Baker’s victim came forward a few years ago, and Baker was charged following an investigation by the Attorney General’s Office which was launched after the victim’s father reported his son’s allegation to the Archdiocese of Detroit in 2019.
During the trial, Baker’s victim testified that he was in his late teens before understanding what had happened to him and that he suffered from psychological issues because of the sexual abuse.
Baker was pastor of St. Mary in Wayne from 1997 to 2008, and from there was assigned as pastor of St. Perpetua Catholic Church in Waterford Township. Following his arrest in 2019, he was suspended, and then in June 2022 was informed that his assignment at St. Perpetua had ended.
At Wednesday’s hearing, Kriger had asked the judge to sentence Baker to time served and “a period of probation or home confinement,” claiming he has a history of “dedication to service,” community involvement and helping others “in some of their darkest hours” — as evidenced by the letters written to the court on his behalf.

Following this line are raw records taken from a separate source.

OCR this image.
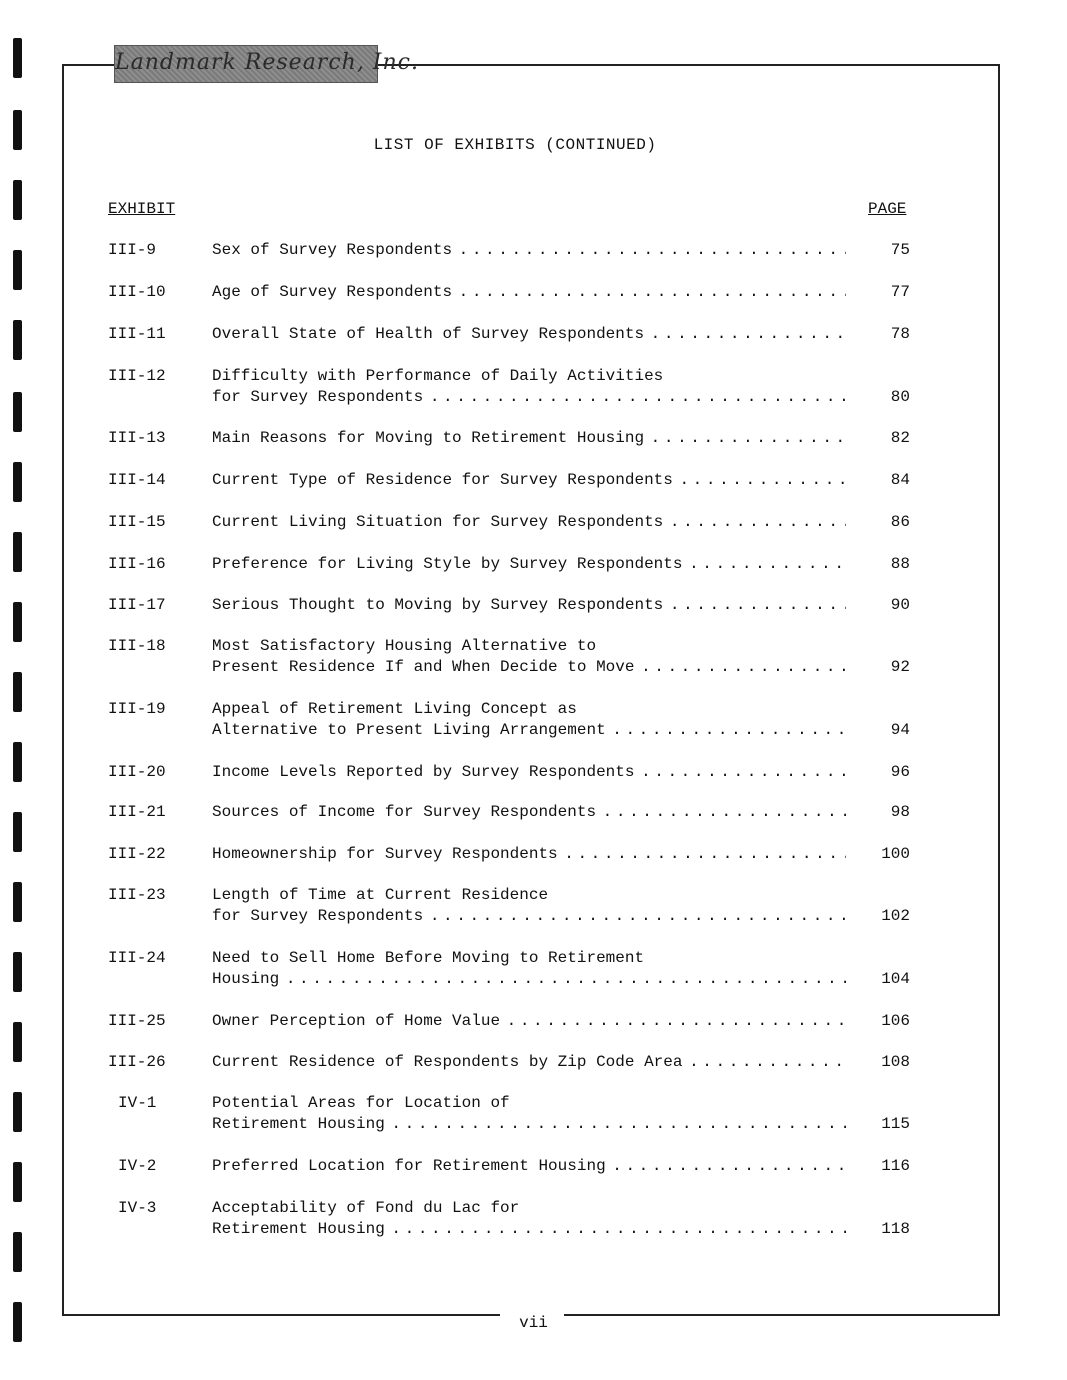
Landmark Research, Inc.
LIST OF EXHIBITS (CONTINUED)
EXHIBIT	PAGE
III-9	Sex of Survey Respondents . . .	75
III-10	Age of Survey Respondents . . .	77
III-11	Overall State of Health of Survey Respondents . . .	78
III-12	Difficulty with Performance of Daily Activities
for Survey Respondents . . .	80
III-13	Main Reasons for Moving to Retirement Housing . . .	82
III-14	Current Type of Residence for Survey Respondents . . .	84
III-15	Current Living Situation for Survey Respondents . . .	86
III-16	Preference for Living Style by Survey Respondents . . .	88
III-17	Serious Thought to Moving by Survey Respondents . . .	90
III-18	Most Satisfactory Housing Alternative to
Present Residence If and When Decide to Move . . .	92
III-19	Appeal of Retirement Living Concept as
Alternative to Present Living Arrangement . . .	94
III-20	Income Levels Reported by Survey Respondents . . .	96
III-21	Sources of Income for Survey Respondents . . .	98
III-22	Homeownership for Survey Respondents . . .	100
III-23	Length of Time at Current Residence
for Survey Respondents . . .	102
III-24	Need to Sell Home Before Moving to Retirement
Housing . . .	104
III-25	Owner Perception of Home Value . . .	106
III-26	Current Residence of Respondents by Zip Code Area . . .	108
IV-1	Potential Areas for Location of
Retirement Housing . . .	115
IV-2	Preferred Location for Retirement Housing . . .	116
IV-3	Acceptability of Fond du Lac for
Retirement Housing . . .	118
vii
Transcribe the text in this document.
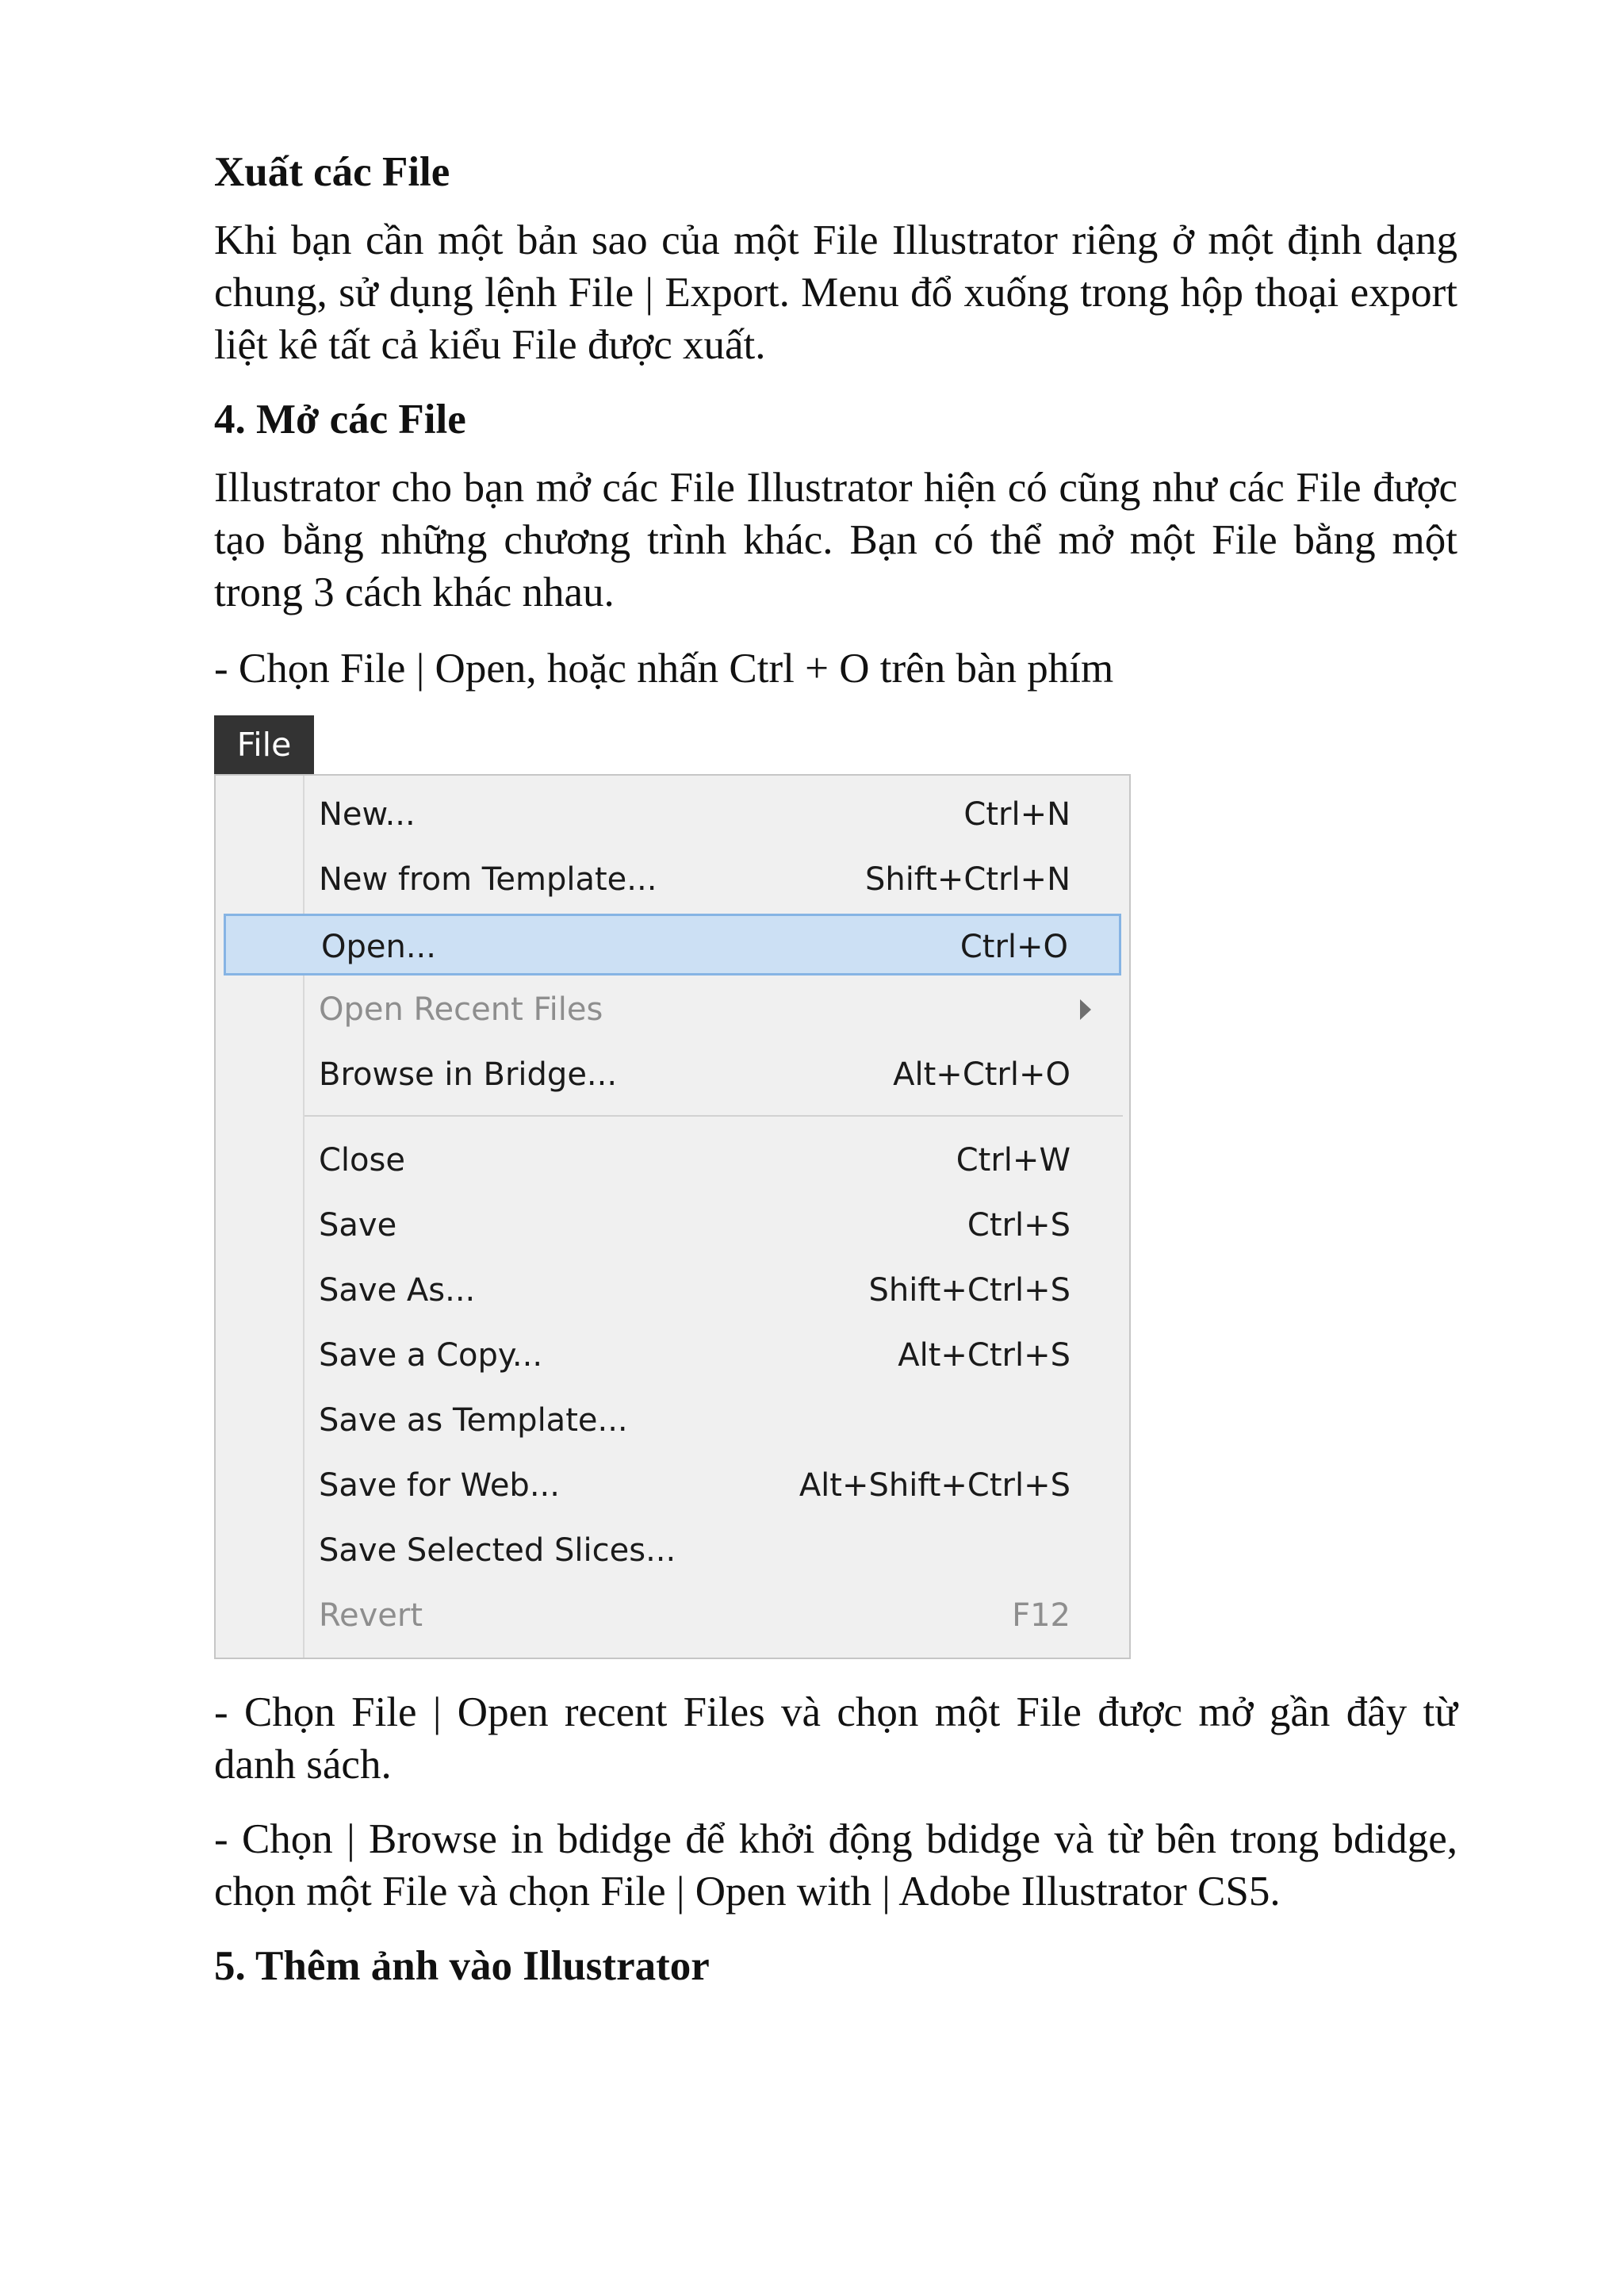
Xuất các File

Khi bạn cần một bản sao của một File Illustrator riêng ở một định dạng chung, sử dụng lệnh File | Export. Menu đổ xuống trong hộp thoại export liệt kê tất cả kiểu File được xuất.

4. Mở các File

Illustrator cho bạn mở các File Illustrator hiện có cũng như các File được tạo bằng những chương trình khác. Bạn có thể mở một File bằng một trong 3 cách khác nhau.

- Chọn File | Open, hoặc nhấn Ctrl + O trên bàn phím

File
New...	Ctrl+N
New from Template...	Shift+Ctrl+N
Open...	Ctrl+O
Open Recent Files
Browse in Bridge...	Alt+Ctrl+O
Close	Ctrl+W
Save	Ctrl+S
Save As...	Shift+Ctrl+S
Save a Copy...	Alt+Ctrl+S
Save as Template...
Save for Web...	Alt+Shift+Ctrl+S
Save Selected Slices...
Revert	F12

- Chọn File | Open recent Files và chọn một File được mở gần đây từ danh sách.

- Chọn | Browse in bdidge để khởi động bdidge và từ bên trong bdidge, chọn một File và chọn File | Open with | Adobe Illustrator CS5.

5. Thêm ảnh vào Illustrator
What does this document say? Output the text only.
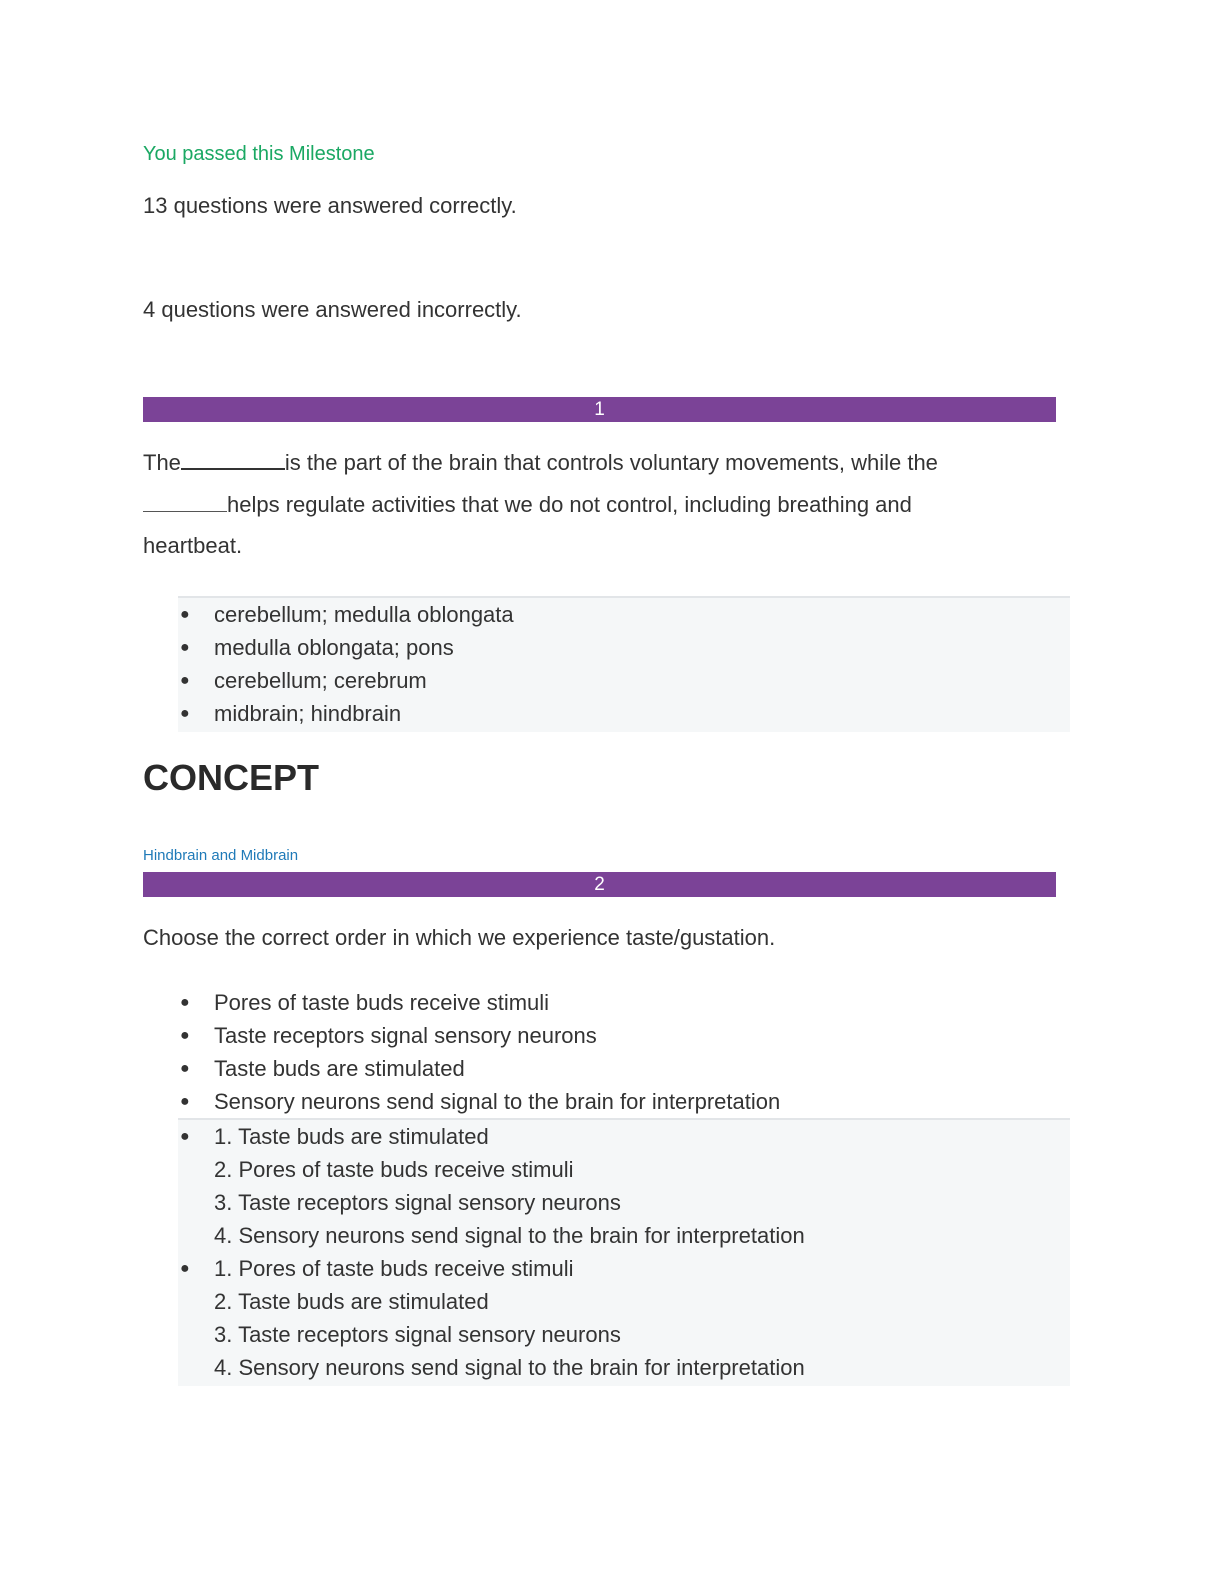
You passed this Milestone
13 questions were answered correctly.
4 questions were answered incorrectly.
1
The	is the part of the brain that controls voluntary movements, while the
helps regulate activities that we do not control, including breathing and
heartbeat.
● cerebellum; medulla oblongata
● medulla oblongata; pons
● cerebellum; cerebrum
● midbrain; hindbrain
CONCEPT
Hindbrain and Midbrain
2
Choose the correct order in which we experience taste/gustation.
● Pores of taste buds receive stimuli
● Taste receptors signal sensory neurons
● Taste buds are stimulated
● Sensory neurons send signal to the brain for interpretation
● 1. Taste buds are stimulated
2. Pores of taste buds receive stimuli
3. Taste receptors signal sensory neurons
4. Sensory neurons send signal to the brain for interpretation
● 1. Pores of taste buds receive stimuli
2. Taste buds are stimulated
3. Taste receptors signal sensory neurons
4. Sensory neurons send signal to the brain for interpretation
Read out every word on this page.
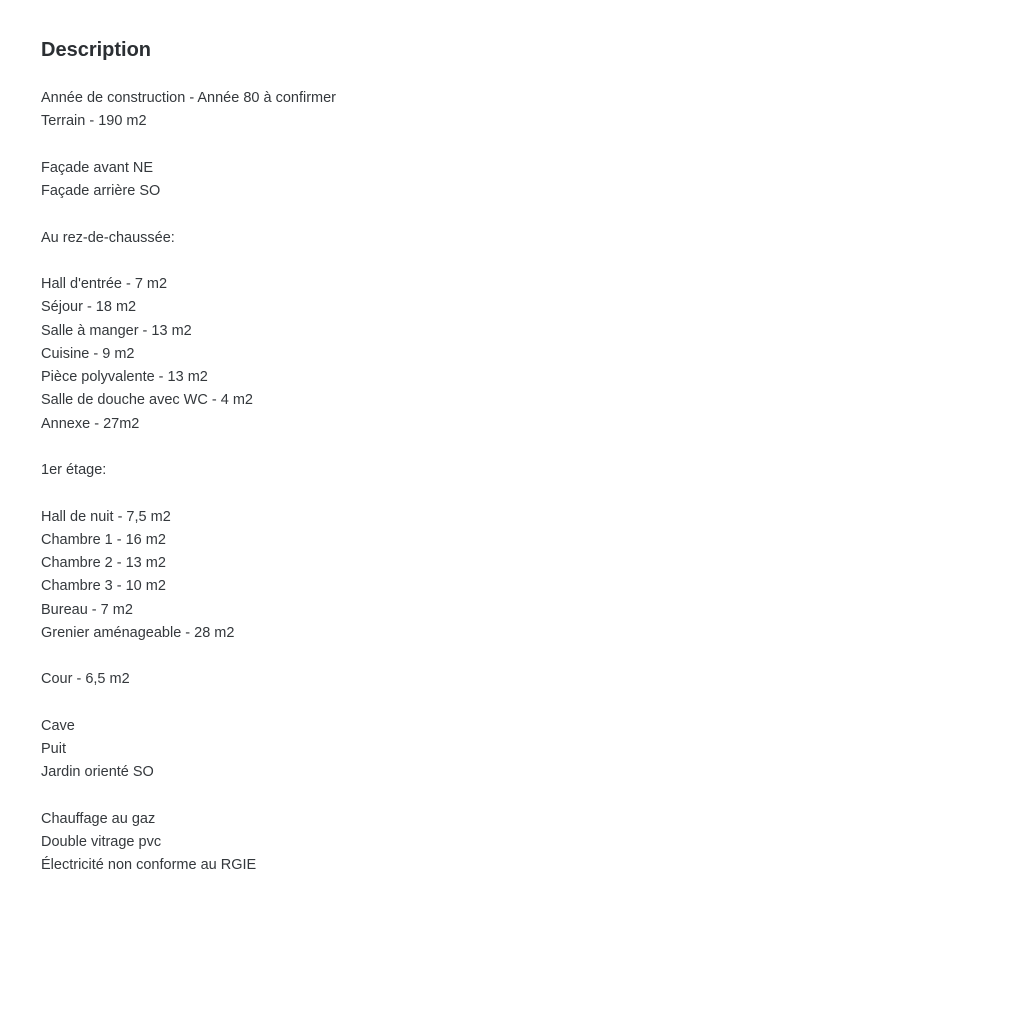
Description
Année de construction - Année 80 à confirmer
Terrain - 190 m2
Façade avant NE
Façade arrière SO
Au rez-de-chaussée:
Hall d'entrée - 7 m2
Séjour - 18 m2
Salle à manger - 13 m2
Cuisine - 9 m2
Pièce polyvalente - 13 m2
Salle de douche avec WC - 4 m2
Annexe - 27m2
1er étage:
Hall de nuit - 7,5 m2
Chambre 1 - 16 m2
Chambre 2 - 13 m2
Chambre 3 - 10 m2
Bureau - 7 m2
Grenier aménageable - 28 m2
Cour - 6,5 m2
Cave
Puit
Jardin orienté SO
Chauffage au gaz
Double vitrage pvc
Électricité non conforme au RGIE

“This offense is 20 years old and is truly an aberration in Father Baker’s otherwise exemplary life…he has spent the last 20 years being the complete opposite of what he have seen in this case,” she said.
Russo Bennetts, however, argued that the “face (Baker) presented to the community and the face his victim saw” weren’t the same.
“This was not an aberration…he changed and destroyed (the victim’s) life,” Russo Bennetts said. “The people who wrote those letters weren’t sexually assaulted by Joseph Baker. The Joseph Baker in those letters in not the Joseph Baker (the victim) knows.”